11.  SRH, University of Sydney / RACP Meeting

  • “Medicine for the rural curious”. Dubbo 24 – 26 October.
  • Details for the Conference are available on the FRAME website. http://www.ausframe.org/images/pdf/Rural%20Medicine%20Conference%202014%20-%20Dubbo.pdf
  • The meeting is an initiative of the local health district and Medicare Local.
  • Metro trainees curious about rural practice are encouraged to attend.
  • Topics will address workforce and future directions, training opportunities in 2015 and job opportunities.
  • Guest Speakers include John Worthington, Andrew French, Robert Pickles and Ian Kerridge.
  • The Conference is not supported by pharmaceutical companies and FRAME members are asked to promote the conference to interested colleagues.

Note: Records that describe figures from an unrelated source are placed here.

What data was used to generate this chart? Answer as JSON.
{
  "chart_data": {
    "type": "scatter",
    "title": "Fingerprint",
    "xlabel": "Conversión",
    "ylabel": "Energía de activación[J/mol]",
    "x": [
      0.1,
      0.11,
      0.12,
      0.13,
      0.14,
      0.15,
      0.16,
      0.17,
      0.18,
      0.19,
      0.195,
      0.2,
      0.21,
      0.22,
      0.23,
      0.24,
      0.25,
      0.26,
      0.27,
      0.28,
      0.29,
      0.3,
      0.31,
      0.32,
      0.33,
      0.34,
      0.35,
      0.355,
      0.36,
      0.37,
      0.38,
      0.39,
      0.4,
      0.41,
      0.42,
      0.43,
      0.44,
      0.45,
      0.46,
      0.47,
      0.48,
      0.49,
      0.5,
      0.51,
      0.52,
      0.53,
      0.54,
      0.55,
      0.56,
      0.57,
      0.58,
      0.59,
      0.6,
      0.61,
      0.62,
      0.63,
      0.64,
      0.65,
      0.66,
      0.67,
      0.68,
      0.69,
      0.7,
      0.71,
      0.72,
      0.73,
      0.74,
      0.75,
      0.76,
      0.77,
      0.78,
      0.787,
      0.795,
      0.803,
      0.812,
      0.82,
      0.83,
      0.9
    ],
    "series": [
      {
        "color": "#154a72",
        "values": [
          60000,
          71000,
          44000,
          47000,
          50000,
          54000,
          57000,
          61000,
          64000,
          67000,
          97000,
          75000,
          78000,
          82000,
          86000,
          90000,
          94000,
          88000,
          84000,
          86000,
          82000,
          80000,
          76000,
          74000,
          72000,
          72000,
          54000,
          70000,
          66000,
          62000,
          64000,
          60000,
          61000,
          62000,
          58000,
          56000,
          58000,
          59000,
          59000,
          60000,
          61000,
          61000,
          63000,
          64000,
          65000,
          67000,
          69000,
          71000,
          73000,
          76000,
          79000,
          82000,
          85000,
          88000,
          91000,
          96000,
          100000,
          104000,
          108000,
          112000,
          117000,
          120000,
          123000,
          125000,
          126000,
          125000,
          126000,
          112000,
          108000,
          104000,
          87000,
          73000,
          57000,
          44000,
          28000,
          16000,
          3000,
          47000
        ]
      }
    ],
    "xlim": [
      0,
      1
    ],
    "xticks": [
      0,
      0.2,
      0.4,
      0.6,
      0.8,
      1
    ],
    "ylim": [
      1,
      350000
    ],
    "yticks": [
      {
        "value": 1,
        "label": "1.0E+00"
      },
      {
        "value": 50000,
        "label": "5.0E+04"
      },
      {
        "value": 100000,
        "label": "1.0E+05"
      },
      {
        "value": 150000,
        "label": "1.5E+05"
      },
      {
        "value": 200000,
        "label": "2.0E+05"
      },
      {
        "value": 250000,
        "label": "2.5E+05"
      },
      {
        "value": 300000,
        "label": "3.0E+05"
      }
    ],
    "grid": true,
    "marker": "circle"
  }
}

12.  National Rural Health Alliance
  • It is beneficial for FRAME to be a member of the NRHA, even though its core business is wider than education, training and research.
  • The NRHA is an advocacy group and can be a powerful advocate for FRAME.
  • FRAME has the opportunity to feed into submissions to ensure the rural health education voice is heard.
  • FRAME has a seat on Council, and the Chair will be representing FRAME at CouncilFest.
  • FRAME members are invited to attend the 13th National Rural Health Conference in Darwin, 24 – 27 May 2015. http://www.ruralhealth.org.au/13nrhc/
  • The Call for Abstracts is open and closes 28 November. Early Bird registration closes 31 January.

13.  ARHEN

  • ARHEN is the peak body representing the 11 UDRHs in Australia.
  • Nicky Hudson has just been elected as Deputy Chair of ARHEN Board with
Sabina Knight (Director Mt Isa) as Chair.
  • ARHEN supports networks including Executive Officers, Indigenous Health Officers, Pharmacy Officers, Simulation educators. The network groups with meet virtually or f2f at one of the ARHEN meetings.
  • Like FRAME, ARHEN Board meets twice annually - one in Canberra and one at a UDRH site.
  • Nicky is keen to encourage inclusiveness and partnerships.
  • ARHEN actively lobby on priorities.
  • ARHEN is looking at how to produce longitudinal tracking data for rural allied health and nursing graduates.
  • ARHEN can fund hold as an incorporated body and is able to do some big projects in rural health.

14.  May 2015 meeting – university of Melbourne, Shepparton, 13-14 May

  • Facilities have been booked for the week to allow for the 2 day FRAME meeting, the Leadership Program and a one day research meeting.
  • Content for the Research Meeting is to be considered. The Research Intensive in Port Lincoln was inspirational and made a huge difference to those who were lacking confidence.
Action: Those interested in planning the Research meeting are asked to contact Julian Wright
 

15.  Venue for 2016 meeting

  • University of Wollongong.
  • The UoW program is unique. All students are in longitudinal placement. UoW are happy to showcase what they do.
  • It was suggested that the FRAME meeting be held in Nowra.
  • University of Qld, Harvey Bay offered to host the FRAME meeting in May 2017.
Thanks to the Outgoing Chair
  • Judi Walker was thanked for the enormous amount of work she has done for FRAME, drafting papers and responses, moving FRAME into a powerful advocacy position.